Please understand an appeal to the BOE is not a forum to protest your property tax amount. This process
starts at the taxing district budget hearings-see Action 1 above. Rather, an appeal to the BOE is the forum in
which the only consideration will be current year assessed value of properties. The BOE has the responsibility
to hear appeals and to equalize the value of property. The property owner or representative has the burden of
proof pursuant to Idaho Code 63-502. You must prove your assessed value is not market value based upon objective,
factual evidence and legal standards.
Instructions for filing an appeal are on the back of your assessment notice. Appeal Forms are available from
the Kootenai County Commissioner's website here.

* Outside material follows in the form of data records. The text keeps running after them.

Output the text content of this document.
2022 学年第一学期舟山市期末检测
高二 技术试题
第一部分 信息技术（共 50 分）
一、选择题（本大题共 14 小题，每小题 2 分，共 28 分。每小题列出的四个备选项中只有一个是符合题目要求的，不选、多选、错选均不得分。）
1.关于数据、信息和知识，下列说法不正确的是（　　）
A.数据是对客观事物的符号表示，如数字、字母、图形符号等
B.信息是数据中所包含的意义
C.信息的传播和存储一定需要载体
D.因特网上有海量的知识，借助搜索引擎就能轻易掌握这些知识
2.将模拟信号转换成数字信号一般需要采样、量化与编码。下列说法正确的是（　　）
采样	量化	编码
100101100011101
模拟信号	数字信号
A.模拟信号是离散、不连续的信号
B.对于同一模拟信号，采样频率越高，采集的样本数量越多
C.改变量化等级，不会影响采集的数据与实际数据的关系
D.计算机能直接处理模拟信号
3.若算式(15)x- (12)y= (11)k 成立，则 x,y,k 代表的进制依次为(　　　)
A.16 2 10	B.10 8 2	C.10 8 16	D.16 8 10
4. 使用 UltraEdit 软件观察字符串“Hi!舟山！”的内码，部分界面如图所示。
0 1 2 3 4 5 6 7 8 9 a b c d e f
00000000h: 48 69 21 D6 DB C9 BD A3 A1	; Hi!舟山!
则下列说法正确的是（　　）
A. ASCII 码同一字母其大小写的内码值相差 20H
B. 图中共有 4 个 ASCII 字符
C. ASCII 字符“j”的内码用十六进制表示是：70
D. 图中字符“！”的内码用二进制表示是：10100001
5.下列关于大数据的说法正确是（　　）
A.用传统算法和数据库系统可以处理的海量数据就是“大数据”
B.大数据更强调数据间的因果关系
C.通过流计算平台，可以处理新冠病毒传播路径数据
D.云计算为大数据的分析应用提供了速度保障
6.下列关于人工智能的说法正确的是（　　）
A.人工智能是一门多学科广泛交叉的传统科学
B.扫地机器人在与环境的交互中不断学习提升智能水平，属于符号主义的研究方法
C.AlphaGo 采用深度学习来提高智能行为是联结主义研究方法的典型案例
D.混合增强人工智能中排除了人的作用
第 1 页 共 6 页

The deadline for filing a completed form is the
fourth Monday of June by 5:00 p.m. If you do not file by the deadline, you will lose your right to appeal your
property value for the current year. You will be mailed written notification of the time and date of your hearing.

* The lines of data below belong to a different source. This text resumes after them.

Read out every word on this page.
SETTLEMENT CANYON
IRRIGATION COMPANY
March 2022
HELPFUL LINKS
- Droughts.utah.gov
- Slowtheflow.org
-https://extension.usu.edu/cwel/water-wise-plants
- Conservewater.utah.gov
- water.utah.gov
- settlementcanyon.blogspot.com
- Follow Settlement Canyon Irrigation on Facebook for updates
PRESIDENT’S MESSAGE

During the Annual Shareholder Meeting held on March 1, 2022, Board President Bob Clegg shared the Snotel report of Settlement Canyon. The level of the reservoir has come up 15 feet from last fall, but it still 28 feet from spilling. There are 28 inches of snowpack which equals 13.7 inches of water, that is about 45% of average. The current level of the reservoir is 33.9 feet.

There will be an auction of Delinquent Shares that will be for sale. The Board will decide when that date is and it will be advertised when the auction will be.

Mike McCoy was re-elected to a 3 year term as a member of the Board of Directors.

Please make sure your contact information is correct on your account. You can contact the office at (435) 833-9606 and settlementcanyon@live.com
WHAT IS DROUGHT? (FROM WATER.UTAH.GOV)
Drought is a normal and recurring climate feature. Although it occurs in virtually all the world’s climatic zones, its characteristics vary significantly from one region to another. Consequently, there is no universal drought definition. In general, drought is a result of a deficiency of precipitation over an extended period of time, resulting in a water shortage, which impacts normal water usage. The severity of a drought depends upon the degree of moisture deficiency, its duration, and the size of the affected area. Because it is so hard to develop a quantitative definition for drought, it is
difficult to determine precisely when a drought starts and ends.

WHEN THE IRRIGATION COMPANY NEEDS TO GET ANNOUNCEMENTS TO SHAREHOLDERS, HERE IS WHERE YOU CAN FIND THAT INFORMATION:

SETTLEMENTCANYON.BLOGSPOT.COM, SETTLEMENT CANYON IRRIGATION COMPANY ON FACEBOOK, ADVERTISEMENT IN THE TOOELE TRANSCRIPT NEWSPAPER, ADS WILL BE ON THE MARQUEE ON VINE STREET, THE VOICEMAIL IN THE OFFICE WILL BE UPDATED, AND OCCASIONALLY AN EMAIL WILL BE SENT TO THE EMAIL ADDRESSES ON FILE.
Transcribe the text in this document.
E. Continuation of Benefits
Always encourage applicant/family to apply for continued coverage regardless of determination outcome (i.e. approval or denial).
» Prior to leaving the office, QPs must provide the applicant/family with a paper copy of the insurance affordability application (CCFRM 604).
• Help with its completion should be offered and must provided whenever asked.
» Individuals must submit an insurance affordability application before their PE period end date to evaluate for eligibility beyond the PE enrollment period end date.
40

Appeal hearings are approximately 30 minutes in length. The Assessor and property owner or representative will be
allowed 10 minutes each to present their case. A written appeal may also be submitted for review.
Keep in mind, pursuant to Idaho Statue 63-502, the Board of Equalization has a narrow focus and the function of
The Board is confined to assuring that the market value placed on your property for assessment purposes is fair and
accurate--not whether the tax is too high or if you can afford to pay the full amount on your property tax statement.

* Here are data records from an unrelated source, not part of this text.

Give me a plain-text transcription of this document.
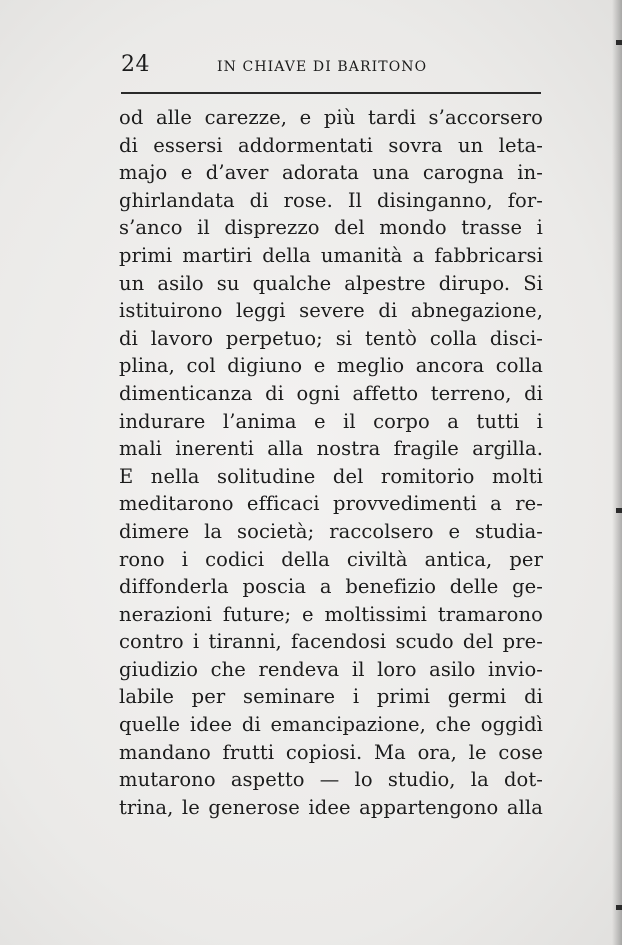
24	IN CHIAVE DI BARITONO
od alle carezze, e più tardi s’accorsero
di essersi addormentati sovra un leta-
majo e d’aver adorata una carogna in-
ghirlandata di rose. Il disinganno, for-
s’anco il disprezzo del mondo trasse i
primi martiri della umanità a fabbricarsi
un asilo su qualche alpestre dirupo. Si
istituirono leggi severe di abnegazione,
di lavoro perpetuo; si tentò colla disci-
plina, col digiuno e meglio ancora colla
dimenticanza di ogni affetto terreno, di
indurare l’anima e il corpo a tutti i
mali inerenti alla nostra fragile argilla.
E nella solitudine del romitorio molti
meditarono efficaci provvedimenti a re-
dimere la società; raccolsero e studia-
rono i codici della civiltà antica, per
diffonderla poscia a benefizio delle ge-
nerazioni future; e moltissimi tramarono
contro i tiranni, facendosi scudo del pre-
giudizio che rendeva il loro asilo invio-
labile per seminare i primi germi di
quelle idee di emancipazione, che oggidì
mandano frutti copiosi. Ma ora, le cose
mutarono aspetto — lo studio, la dot-
trina, le generose idee appartengono alla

Your appeal is more likely to be successful if you present evidence which shows comparable properties, in the past
year, sold for less than your property's value. The taxpayer has the burden of proof in seeking affirmative relief
to establish that the determination of the assessor is erroneous, including any determination of assessed value. A
preponderance of the evidence shall suffice to sustain the burden of proof.
Action 4. Appeal to the State Board of Equalization: If you disagree with the County Board of Equalization's
decision you can appeal your decision to the State Board of Tax Appeal or to District Court. The State Board of Tax
Appeals is comprised of three citizens appointed by the Governor and confirmed by the Senate. The Board was created
to provide taxpayers with an impartial and inexpensive quasi-judicial appeal process. The Board conducts hearings
around the state in several convenient locations.
Appeal Forms for the Idaho Board of Tax Appeals are available from their web page here.
The form and any attachments must be filed with the County Auditor within thirty (30) days after the mailing of a decision
of the Board of Equalization or pronouncement of a decision at hearing. Pursuant to Idaho Code 63-502 the county auditor
shall submit appeals to the Board of Tax Appeals within thirty (30) days of being notified of the appeal or by October 1,
whichever is later. The Board of Tax Appeals may receive further evidence and will hear the appeal as provided in chapter
38, title 63, Idaho Code. Any appeal that may be taken to the Board may, during the same time period, be taken to the
District Court for the county in which the property is located.
In any appeal taken to the Board of Tax Appeals or to District Court, the burden of proof falls upon the party
seeking affirmative relief to establish that the valuation from which the appeal is taken is erroneous, or that
the Board of Equalization erred in its decision regarding a claim that certain property is exempt from taxation,
the value thereof, or any other relief sought before the Board of Equalization.
A preponderance of the evidence shall suffice to sustain the burden of proof. The burden of proof shall fall upon the
party seeking affirmative relief and the burden of going forward with the evidence shall shift as in other civil litigation.
The Board of Tax Appeals or the Court may affirm, reverse, modify or remand any order of the Board of Equalization, and shall
grant other relief, invoke such other remedies, and issue such orders in accordance with its decision as appropriate.